Kendi suretimizde yarattığımız insanlık başarılarımızı ve başarısızlıklarımızı tekrarlamayacak mı? Enlil sessizdi. Tam kalkıp gidecekken Enki ona elini uzattı. Kardeş olarak, yabancı bir gezegende karşılarına çıkanlarla yüzleşen yoldaşlar olarak el sıkışalım! Böyle dedi Enki, kardeşine. Ve kardeşinin elini sıkan Enlil, sonra kucakladı onu. Tekrar karşılaşır mıyız, Dünya’da veya Nibiru’da, diye sordu Enki.

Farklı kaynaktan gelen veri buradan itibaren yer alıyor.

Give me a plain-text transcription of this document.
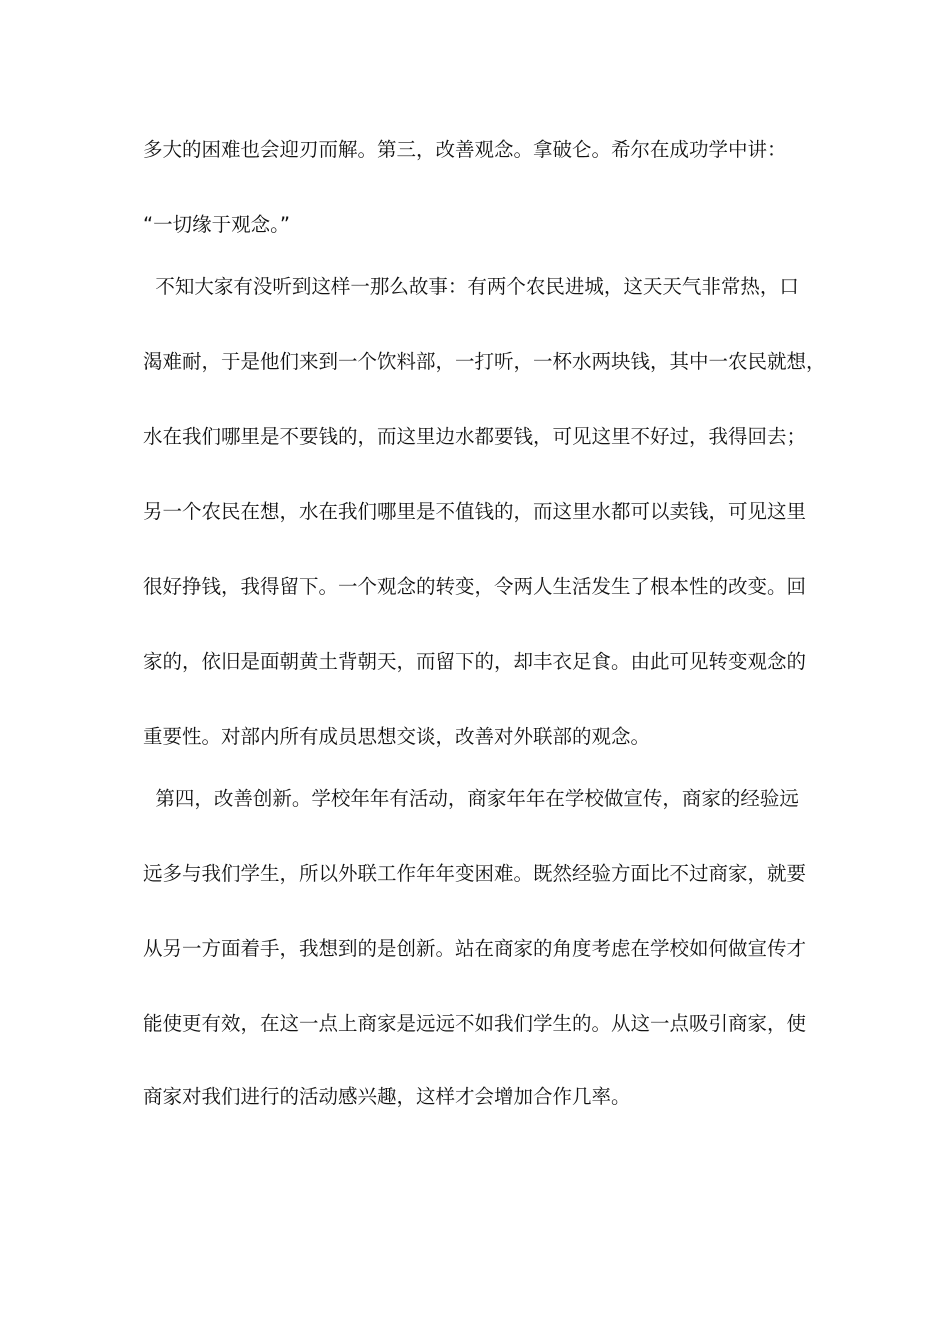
多大的困难也会迎刃而解。第三，改善观念。拿破仑。希尔在成功学中讲：
“一切缘于观念。”
不知大家有没听到这样一那么故事：有两个农民进城，这天天气非常热，口
渴难耐，于是他们来到一个饮料部，一打听，一杯水两块钱，其中一农民就想，
水在我们哪里是不要钱的，而这里边水都要钱，可见这里不好过，我得回去；
另一个农民在想，水在我们哪里是不值钱的，而这里水都可以卖钱，可见这里
很好挣钱，我得留下。一个观念的转变，令两人生活发生了根本性的改变。回
家的，依旧是面朝黄土背朝天，而留下的，却丰衣足食。由此可见转变观念的
重要性。对部内所有成员思想交谈，改善对外联部的观念。
第四，改善创新。学校年年有活动，商家年年在学校做宣传，商家的经验远
远多与我们学生，所以外联工作年年变困难。既然经验方面比不过商家，就要
从另一方面着手，我想到的是创新。站在商家的角度考虑在学校如何做宣传才
能使更有效，在这一点上商家是远远不如我们学生的。从这一点吸引商家，使
商家对我们进行的活动感兴趣，这样才会增加合作几率。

Nibiru’ya dönersek öleceğimizi söylerken haklı mıydı Galzu, diye yanıtladı Enlil. Sonra oradan ayrıldı. Enki tek başına kaldı; yalnızca yüreğindeki düşünceler eşlik etti ona. Her şey nasıl başlamış ve şimdi nasıl sona ermişti, oturup düşündü. Hepsi mukadder midir bunların yoksa kısmet sayesinde öyle ya da böyle biçimlendirilebilir mi? Gök ve yer devreler içinde devrelerde düzenlenmişse eğer, olmuş olanlar bir daha olacak mıdır?
Geçmiş gelecek midir? Dünyalılar da Anunnakileri mi taklit edecekler? Dünya’da Nibiru’nun yaşadıklarını mı yaşayacak? Buraya ilk gelen olarak, son ayrılacak olan da kendisi miydi? Düşüncelerin kuşatması altında, Enki bir karar verdi: Nibiru’dan başlayarak, bugün Dünya’da yaşanan tüm olaylar ve kararları kayda geçirmeliydi ki gelecek nesiller için bir kılavuz olsun.
Kaderin tayin ettiği bir zamanda gelecek nesiller bu kaydı okusun, geçmişi hatırlasın ve gelecek için kehanet olarak anlasın. Geçmişin geleceği olsun yargıç! Nibiru’lu Anu’nun ilk oğlu Enki’nin sözleri budur.
On dördüncü tablet: Efendi Enki’nin sözleri, Eridu’nun evlatlarından biri olan Udbar’ın oğlu baş yazıcı Endubsar tarafından büyük efendi Enki’nin ağzından çıktığı gibi, ne bir eksik, ne bir fazla yazıldı. Efendi Enki tarafından uzun ömürle kutsandım.